Multinational force can stem Middle East carnage, open space for talks - Annan

Secretary-General Kofi Annan

12 April 2002 – Deeply troubled by the spiralling violence and the "appalling" humanitarian situation in the Middle East, United Nations Secretary-General Kofi Annan today suggested that sending an international force to the region was one way to ensure safety and provide an opening for diplomatic moves.

"I think the proposition that a force should be sent in there to create a secure environment, as well as provide space for diplomatic and political negotiations, can no longer be deferred," the Secretary-General said during a press encounter in Geneva. "It is urgent; it is imperative. That capacity exists in the world today, we must now muster the will."

Elaborating on the concept later in the day, Mr. Annan said he was talking about a force that would help create conditions to allow assistance to reach those in need, to enable an end to the killing and to give the space for political and diplomatic talks. He also noted that he was not talking about a buffer zone.

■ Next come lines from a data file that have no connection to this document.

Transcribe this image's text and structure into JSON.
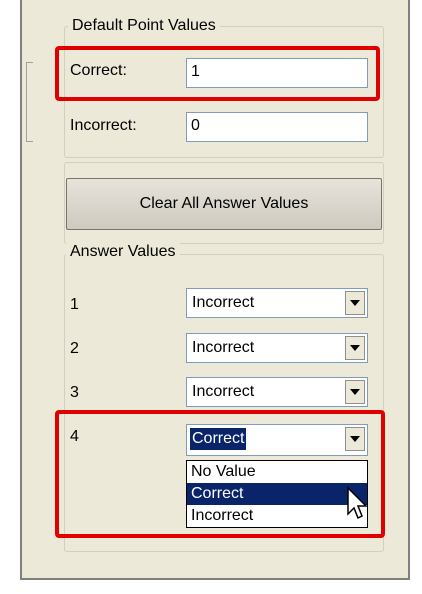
{
  "default_points": {
    "title": "Default Point Values",
    "correct_label": "Correct:",
    "correct_value": "1",
    "incorrect_label": "Incorrect:",
    "incorrect_value": "0"
  },
  "clear_button": "Clear All Answer Values",
  "answer_values": {
    "title": "Answer Values",
    "rows": [
      {
        "number": "1",
        "value": "Incorrect"
      },
      {
        "number": "2",
        "value": "Incorrect"
      },
      {
        "number": "3",
        "value": "Incorrect"
      },
      {
        "number": "4",
        "value": "Correct"
      }
    ],
    "dropdown_options": [
      "No Value",
      "Correct",
      "Incorrect"
    ],
    "highlighted_option": "Correct"
  },
  "colors": {
    "highlight": "#e00000",
    "selection": "#0a246a",
    "panel_background": "#ece9d8"
  },
  "icons": [
    "dropdown-arrow-icon",
    "mouse-pointer-icon"
  ]
}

In New York, the UN Security Council held closed-door consultations on the situation in the Middle East, in part to discuss the Secretary-General's comments on the force idea and to hear a briefing on it from the UN Under Secretary-General for Political Affairs, Kieran Prendergast.

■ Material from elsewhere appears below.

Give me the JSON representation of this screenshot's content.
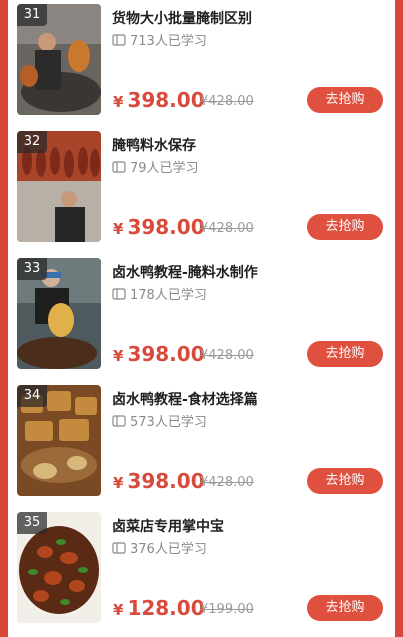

A spokesman for Mr. Annan told reporters at UN Headquarters that the Secretary-General was floating the concept of deploying a multinational force, not a UN force.

"He's hoping that the Council will keep in mind the experience of Bosnia, where the carnage was allowed to carry on for years before a meaningful international fighting force was put in place," spokesman Fred Eckhard told a press briefing. "So he wants a force that's strong enough not to be challenged, and one that can secure the environment so that negotiations can be conducted and the Palestinian Authority can rebuild its capacity to govern."

The parties, Mr. Eckhard noted, would have to cooperate with the deployment of such a force. "The Secretary-General does not have in mind a force that would go in over the objections of one of the parties," he said. "In his judgment, an observer mission would not be up to the task, given how far the situation in the area has deteriorated."

The idea for the force was currently "only just a concept," Mr. Eckhard stressed, noting that the Secretary-General did not yet have concrete plans concerning the composition of the force, "except that it should be a multinational, and not a UN, force."

A multinational force, Mr. Eckhard explained, "can be assembled quickly and deployed quickly; a UN force takes too long given the gravity of the situation that the Secretary-General is asking that we deal with immediately and effectively."